FilmDr - I guess what's fascinating to me is that the backers of this film see a market for a film about cute talking animals kicking butt. Also, as you imply, they assume most audience members have such a simplistic view of animals and the environment.
Of course, I prefer a scarier look at nature getting back at humans; your titles are great, and they remind me of a very serious 80s movie called Prophecy - in which chemicals from a lumber mill cause mutations on an Indian reservation: giant fish - and a mutated giant bear that wreaks havoc Jaws-style. The movie is scary (even though the monster effects are cheesy), violent, and dead-serious, and there's a certain sympathy for the mutated beast.

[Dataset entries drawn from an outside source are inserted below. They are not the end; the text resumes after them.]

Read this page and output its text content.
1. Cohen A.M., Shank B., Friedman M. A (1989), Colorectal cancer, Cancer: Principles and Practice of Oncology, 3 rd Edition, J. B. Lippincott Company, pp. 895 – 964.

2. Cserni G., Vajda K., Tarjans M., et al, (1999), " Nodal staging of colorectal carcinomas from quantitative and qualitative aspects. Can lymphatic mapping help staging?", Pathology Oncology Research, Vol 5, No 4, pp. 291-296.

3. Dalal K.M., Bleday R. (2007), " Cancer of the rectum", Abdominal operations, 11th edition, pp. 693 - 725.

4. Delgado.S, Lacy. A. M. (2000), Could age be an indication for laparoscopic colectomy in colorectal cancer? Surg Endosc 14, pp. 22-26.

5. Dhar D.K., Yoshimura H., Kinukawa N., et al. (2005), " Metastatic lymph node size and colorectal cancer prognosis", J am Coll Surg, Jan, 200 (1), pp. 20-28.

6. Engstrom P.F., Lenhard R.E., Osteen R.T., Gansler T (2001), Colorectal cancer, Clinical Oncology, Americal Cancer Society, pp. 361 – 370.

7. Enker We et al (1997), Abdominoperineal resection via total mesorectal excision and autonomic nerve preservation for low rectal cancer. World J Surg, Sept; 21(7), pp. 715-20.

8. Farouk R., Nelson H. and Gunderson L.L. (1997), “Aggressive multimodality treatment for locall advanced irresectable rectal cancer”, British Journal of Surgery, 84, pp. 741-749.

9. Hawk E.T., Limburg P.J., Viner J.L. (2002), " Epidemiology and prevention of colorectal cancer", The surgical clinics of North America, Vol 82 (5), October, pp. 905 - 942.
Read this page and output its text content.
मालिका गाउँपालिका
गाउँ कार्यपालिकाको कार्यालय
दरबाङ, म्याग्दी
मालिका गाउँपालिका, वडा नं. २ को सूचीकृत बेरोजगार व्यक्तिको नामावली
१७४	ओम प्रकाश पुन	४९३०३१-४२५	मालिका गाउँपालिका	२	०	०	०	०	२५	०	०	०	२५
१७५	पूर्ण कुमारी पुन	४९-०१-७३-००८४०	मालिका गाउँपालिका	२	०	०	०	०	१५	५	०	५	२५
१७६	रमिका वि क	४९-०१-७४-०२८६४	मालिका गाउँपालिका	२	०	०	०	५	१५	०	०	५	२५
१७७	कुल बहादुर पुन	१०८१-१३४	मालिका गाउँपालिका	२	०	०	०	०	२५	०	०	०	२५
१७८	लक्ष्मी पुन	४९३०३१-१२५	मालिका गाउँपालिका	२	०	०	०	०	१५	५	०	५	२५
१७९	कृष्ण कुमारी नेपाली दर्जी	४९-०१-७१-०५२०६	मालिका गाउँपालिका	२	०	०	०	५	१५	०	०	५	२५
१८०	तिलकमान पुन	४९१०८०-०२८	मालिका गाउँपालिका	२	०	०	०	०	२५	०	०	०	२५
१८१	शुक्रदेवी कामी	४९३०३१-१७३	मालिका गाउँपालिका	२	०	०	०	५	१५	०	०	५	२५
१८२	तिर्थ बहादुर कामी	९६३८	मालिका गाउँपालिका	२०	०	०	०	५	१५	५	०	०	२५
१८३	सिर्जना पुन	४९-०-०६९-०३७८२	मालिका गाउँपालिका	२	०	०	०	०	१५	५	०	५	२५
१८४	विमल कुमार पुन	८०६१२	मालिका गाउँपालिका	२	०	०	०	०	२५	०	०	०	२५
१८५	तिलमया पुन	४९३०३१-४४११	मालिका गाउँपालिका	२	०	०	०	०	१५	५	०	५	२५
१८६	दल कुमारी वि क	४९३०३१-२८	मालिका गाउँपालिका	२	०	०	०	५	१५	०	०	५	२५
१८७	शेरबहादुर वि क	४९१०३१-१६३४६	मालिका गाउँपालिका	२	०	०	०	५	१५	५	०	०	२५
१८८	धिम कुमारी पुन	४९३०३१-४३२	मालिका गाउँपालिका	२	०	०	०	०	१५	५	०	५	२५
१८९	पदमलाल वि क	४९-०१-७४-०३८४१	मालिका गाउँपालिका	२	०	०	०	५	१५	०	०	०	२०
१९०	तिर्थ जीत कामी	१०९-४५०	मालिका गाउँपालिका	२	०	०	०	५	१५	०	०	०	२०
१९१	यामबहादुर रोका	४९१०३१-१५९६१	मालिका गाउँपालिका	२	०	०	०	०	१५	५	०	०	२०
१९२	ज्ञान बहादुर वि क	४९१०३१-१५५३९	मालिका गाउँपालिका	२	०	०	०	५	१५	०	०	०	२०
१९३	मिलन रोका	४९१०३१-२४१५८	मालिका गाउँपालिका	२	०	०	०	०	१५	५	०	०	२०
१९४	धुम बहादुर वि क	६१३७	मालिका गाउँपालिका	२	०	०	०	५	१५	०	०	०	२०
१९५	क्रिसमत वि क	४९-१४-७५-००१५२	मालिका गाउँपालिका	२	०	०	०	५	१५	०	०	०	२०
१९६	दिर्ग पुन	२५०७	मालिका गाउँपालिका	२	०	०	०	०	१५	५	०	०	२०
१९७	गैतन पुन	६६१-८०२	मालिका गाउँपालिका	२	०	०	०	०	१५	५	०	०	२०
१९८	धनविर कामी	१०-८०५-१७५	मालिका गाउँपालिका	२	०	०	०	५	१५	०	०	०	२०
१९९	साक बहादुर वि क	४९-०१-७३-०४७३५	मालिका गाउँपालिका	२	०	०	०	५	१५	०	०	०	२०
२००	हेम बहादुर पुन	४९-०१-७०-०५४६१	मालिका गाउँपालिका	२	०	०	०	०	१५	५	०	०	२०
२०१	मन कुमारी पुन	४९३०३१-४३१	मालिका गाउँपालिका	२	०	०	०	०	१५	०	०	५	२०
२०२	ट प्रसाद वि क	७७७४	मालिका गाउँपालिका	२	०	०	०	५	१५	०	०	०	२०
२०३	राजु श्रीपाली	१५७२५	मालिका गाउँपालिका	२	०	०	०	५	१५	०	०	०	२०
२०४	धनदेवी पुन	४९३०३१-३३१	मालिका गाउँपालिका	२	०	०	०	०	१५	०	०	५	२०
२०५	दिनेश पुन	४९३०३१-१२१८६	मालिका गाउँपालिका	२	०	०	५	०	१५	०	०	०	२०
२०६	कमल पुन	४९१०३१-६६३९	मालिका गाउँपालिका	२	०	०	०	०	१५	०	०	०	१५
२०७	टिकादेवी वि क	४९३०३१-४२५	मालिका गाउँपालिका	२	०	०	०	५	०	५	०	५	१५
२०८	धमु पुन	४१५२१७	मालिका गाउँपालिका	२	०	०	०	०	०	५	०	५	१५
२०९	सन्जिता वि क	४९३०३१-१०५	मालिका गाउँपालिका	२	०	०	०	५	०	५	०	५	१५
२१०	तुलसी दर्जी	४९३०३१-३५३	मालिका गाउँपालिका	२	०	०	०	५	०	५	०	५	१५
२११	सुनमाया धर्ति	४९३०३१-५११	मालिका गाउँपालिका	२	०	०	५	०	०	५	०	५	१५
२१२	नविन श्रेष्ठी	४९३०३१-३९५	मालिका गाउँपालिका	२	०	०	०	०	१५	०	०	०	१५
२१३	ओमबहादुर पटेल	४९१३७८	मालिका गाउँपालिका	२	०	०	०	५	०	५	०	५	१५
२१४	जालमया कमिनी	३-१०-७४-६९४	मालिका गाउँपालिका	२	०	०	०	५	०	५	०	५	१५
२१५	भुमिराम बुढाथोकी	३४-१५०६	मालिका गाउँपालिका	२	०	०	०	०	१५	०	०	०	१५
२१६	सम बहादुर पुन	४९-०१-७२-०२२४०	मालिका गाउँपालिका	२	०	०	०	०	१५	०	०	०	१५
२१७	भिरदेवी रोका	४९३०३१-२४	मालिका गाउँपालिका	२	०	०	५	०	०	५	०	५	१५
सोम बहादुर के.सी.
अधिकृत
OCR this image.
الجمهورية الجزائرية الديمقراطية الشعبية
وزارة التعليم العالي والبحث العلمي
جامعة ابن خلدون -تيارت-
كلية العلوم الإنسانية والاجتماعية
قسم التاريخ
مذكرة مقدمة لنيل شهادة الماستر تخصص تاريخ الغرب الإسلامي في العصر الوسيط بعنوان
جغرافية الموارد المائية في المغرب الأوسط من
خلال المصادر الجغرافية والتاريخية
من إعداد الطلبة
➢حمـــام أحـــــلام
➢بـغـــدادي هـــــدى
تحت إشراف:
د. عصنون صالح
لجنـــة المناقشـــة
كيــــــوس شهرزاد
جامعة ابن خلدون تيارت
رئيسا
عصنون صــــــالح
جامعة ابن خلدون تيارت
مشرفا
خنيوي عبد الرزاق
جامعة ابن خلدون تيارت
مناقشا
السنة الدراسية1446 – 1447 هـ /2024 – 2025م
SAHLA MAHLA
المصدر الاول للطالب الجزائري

Ever see it?
God, this looks awful.
No, I haven't seen Prophecy. I am about to teach Jaws this week. We will see how the special effects hold up with today's youth.
FilmDr -
Just recently watched Jaws again, followed by Jurassic Park, Minority Report, and War of the Worlds. Though I love War, I think Jaws is the best of the four, if not Spielberg's best film of all time. Once the story establishes the shark with some Hitchcockian suspense scenes - and moves out to sea - the film takes on elements of Moby Dick and becomes one of the best depictions of man versus nature.
I don't think your students will pay much attention to the cheesiness of the shark because the film is so tautly edited. If they say, "Ah, a shark couldn't leap into a boat like that," tell them to go see Oceans which shows Great Whites leaping totally out of the water.